Fast-forward four months, and, well, the team has actually fared better under their new skipper. However, the Fish dropped out of the playoff picture long ago and Dan Jennings holds a professional record of 47-61. The Fish have heated up in September, winning ten of fourteen games, but this will not save Jennings' managerial career. He looks set to return to the suit job from whence he came as the organization seeks a more experienced and permanent replacement .
The experiment, as one could call it, didn't exactly fail, but it won't go down in history. Jennings silenced the critics by proving that general managers can coach major league teams to wins, just not that many. In spite of that fact, Jennings has enjoyed occupying the role, and the knowledge he has gained may serve the team well this off season.
If he does indeed reprise his role as the General Manager of the Miami Marlins, he will know exactly how the clubhouse ticks, and can try to add players who can positively add to that atmosphere accordingly. He has had a closer look at the team's needs on a day-to-day basis, and that is experience that you can't buy.
He faces a tough task ahead of him, though.With no farm system (which needs to be somehow replenished soon) to perform trades and an owner who might still be reluctant to spend money despite doing his best to change opinions on the matter, how on Earth is he supposed to rebuild this team again? It is a tall order, and some don't believe he's up to the challenge.
Although his lack of success in the dugout may have made their relationship a little uneasy, Jeffrey Loria holds Jennings in high regard. He impressed by developing and promoting the likes of Christian Yelich, Marcell Ozuna and J.T. Realmuto, so he is successful at recognizing potential.

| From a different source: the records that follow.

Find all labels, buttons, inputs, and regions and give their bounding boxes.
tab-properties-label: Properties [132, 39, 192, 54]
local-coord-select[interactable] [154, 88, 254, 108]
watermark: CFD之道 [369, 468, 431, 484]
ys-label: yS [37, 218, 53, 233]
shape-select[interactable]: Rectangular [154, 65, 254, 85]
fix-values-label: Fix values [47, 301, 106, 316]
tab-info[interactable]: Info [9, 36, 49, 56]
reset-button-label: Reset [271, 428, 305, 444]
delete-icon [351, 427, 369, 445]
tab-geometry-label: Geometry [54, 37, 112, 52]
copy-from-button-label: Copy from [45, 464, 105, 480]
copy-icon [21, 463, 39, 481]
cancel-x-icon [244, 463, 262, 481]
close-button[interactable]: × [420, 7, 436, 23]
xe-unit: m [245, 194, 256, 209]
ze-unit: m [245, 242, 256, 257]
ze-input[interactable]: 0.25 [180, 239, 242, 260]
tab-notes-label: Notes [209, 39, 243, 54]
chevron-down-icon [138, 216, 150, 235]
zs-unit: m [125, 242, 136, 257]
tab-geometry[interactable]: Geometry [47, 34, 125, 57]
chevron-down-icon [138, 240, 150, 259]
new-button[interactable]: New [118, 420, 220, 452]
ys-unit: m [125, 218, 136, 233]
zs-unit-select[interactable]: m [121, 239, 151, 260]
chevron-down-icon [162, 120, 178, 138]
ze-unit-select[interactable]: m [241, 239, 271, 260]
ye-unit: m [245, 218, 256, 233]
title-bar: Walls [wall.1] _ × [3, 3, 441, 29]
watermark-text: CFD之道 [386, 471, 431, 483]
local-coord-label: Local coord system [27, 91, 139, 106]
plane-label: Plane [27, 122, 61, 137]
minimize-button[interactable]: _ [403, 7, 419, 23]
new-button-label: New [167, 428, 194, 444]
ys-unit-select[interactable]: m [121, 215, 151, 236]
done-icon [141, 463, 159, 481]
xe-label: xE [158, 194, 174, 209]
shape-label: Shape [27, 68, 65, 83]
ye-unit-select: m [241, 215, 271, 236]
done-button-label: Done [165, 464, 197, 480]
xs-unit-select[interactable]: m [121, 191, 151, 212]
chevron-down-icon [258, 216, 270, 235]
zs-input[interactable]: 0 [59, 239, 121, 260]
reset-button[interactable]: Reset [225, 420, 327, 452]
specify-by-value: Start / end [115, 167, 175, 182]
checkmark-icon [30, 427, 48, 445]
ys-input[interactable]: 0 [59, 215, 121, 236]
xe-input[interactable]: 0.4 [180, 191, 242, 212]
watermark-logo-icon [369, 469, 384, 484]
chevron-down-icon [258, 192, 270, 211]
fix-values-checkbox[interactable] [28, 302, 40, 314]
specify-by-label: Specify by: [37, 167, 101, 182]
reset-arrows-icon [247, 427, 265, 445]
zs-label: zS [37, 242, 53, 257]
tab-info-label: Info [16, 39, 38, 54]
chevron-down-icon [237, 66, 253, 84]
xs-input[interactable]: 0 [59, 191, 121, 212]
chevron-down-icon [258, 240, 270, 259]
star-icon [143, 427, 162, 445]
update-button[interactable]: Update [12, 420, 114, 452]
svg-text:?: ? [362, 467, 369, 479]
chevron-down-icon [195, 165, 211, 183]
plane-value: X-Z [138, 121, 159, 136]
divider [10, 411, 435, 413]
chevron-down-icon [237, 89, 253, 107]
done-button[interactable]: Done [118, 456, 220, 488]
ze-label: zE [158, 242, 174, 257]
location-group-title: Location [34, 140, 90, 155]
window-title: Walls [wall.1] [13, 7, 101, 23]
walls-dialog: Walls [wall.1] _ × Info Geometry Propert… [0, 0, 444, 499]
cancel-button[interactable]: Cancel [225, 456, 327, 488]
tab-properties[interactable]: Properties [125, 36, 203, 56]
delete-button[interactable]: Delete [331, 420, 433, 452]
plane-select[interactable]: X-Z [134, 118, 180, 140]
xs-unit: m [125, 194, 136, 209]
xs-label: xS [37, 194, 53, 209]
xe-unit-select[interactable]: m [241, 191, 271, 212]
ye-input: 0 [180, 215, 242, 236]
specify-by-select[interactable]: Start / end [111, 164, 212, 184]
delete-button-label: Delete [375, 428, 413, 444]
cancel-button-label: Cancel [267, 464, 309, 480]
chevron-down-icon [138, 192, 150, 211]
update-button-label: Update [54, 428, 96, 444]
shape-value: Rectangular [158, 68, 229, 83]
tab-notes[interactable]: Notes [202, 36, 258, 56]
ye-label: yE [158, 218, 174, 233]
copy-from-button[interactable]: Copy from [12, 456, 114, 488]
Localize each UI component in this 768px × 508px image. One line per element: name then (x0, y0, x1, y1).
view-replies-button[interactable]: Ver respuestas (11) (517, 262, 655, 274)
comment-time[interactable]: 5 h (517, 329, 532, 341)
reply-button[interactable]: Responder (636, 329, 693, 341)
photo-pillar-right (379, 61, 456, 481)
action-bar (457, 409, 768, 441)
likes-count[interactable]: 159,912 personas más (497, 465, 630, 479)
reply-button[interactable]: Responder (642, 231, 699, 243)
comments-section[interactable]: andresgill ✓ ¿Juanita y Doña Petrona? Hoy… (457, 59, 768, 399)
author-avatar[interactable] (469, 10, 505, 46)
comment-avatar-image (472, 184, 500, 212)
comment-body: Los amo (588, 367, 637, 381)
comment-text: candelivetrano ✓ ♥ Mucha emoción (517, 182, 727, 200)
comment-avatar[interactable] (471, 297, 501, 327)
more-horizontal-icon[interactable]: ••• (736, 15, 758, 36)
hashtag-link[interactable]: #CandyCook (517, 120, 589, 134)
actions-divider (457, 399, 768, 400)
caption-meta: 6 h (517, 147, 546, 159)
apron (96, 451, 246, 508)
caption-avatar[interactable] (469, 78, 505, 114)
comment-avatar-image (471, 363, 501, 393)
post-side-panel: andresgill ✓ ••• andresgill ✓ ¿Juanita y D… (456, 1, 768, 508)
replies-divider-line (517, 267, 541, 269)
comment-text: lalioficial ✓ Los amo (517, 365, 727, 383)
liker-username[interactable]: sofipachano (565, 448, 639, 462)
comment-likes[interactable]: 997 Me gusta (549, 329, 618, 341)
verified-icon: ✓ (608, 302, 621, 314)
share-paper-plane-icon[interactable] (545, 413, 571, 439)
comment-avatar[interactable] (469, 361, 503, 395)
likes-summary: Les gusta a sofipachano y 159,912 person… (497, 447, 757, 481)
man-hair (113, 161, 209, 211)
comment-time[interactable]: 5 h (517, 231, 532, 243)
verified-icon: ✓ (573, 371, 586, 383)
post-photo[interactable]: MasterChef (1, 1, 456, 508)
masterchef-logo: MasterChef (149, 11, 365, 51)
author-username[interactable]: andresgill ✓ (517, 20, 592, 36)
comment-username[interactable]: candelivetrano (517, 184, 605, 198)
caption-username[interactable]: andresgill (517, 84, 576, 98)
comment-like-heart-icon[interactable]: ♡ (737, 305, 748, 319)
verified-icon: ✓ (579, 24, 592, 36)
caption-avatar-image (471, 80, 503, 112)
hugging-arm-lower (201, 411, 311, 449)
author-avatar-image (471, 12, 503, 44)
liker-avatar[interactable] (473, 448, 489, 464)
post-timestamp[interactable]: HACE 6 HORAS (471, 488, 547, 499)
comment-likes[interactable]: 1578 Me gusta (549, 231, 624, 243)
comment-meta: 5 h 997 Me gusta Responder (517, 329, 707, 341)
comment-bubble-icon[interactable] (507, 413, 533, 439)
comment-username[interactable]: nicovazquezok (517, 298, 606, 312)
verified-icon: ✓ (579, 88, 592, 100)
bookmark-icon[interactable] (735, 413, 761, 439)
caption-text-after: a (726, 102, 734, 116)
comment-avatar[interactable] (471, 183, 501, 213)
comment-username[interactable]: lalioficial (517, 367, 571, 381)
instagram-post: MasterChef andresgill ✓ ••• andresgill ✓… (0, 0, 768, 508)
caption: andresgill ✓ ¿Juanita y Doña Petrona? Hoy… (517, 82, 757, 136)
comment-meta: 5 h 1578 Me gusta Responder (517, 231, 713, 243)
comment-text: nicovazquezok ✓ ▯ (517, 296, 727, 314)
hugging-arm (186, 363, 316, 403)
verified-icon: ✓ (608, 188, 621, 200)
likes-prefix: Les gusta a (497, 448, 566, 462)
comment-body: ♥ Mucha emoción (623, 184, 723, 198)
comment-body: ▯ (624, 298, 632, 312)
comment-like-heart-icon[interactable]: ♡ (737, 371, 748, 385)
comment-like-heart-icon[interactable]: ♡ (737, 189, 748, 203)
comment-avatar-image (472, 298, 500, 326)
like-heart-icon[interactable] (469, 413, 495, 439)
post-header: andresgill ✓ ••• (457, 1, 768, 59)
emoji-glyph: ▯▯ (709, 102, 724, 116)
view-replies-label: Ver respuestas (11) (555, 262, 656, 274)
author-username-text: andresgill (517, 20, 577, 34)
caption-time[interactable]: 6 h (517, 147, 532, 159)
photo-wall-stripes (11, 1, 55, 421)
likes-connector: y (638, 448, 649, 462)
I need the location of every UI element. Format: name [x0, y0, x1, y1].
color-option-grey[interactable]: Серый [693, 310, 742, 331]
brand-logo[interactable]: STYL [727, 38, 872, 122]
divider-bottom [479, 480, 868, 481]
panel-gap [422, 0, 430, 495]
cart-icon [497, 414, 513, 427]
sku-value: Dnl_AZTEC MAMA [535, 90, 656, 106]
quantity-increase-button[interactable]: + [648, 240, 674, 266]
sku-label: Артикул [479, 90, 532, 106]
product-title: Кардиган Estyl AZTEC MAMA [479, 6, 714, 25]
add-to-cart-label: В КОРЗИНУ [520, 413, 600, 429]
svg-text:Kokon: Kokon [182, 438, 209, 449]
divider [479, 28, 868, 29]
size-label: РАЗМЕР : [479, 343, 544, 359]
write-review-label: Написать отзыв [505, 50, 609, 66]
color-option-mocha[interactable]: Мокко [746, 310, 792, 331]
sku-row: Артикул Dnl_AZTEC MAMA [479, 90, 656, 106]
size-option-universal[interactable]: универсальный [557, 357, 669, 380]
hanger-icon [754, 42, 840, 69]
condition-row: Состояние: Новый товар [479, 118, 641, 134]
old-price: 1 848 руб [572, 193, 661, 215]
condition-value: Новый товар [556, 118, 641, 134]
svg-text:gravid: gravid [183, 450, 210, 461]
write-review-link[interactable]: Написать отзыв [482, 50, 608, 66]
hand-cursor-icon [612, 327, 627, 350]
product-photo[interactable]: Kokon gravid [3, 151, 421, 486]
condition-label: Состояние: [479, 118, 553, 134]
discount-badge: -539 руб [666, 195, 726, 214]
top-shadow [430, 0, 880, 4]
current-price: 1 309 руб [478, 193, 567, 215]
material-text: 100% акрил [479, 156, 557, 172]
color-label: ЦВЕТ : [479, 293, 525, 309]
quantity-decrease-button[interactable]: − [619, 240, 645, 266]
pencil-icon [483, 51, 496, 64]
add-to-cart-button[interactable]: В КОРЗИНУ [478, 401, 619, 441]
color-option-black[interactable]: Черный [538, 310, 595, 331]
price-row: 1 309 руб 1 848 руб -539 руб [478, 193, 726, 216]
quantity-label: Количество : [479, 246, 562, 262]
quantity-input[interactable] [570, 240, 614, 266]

He just has to do that again any way possible, and time is of the essence.
The front office is already undergoing "sweeping changes" before the season has finished. Jennings may well survive this overhaul, but if he doesn't turn this franchise around then his seat will only get warmer. So far, Dan Jennings' off season moves have only crippled the foundations of the Marlins, and this needs to change, or Jeffrey Loria won't hesitate to wipe that smile from his face.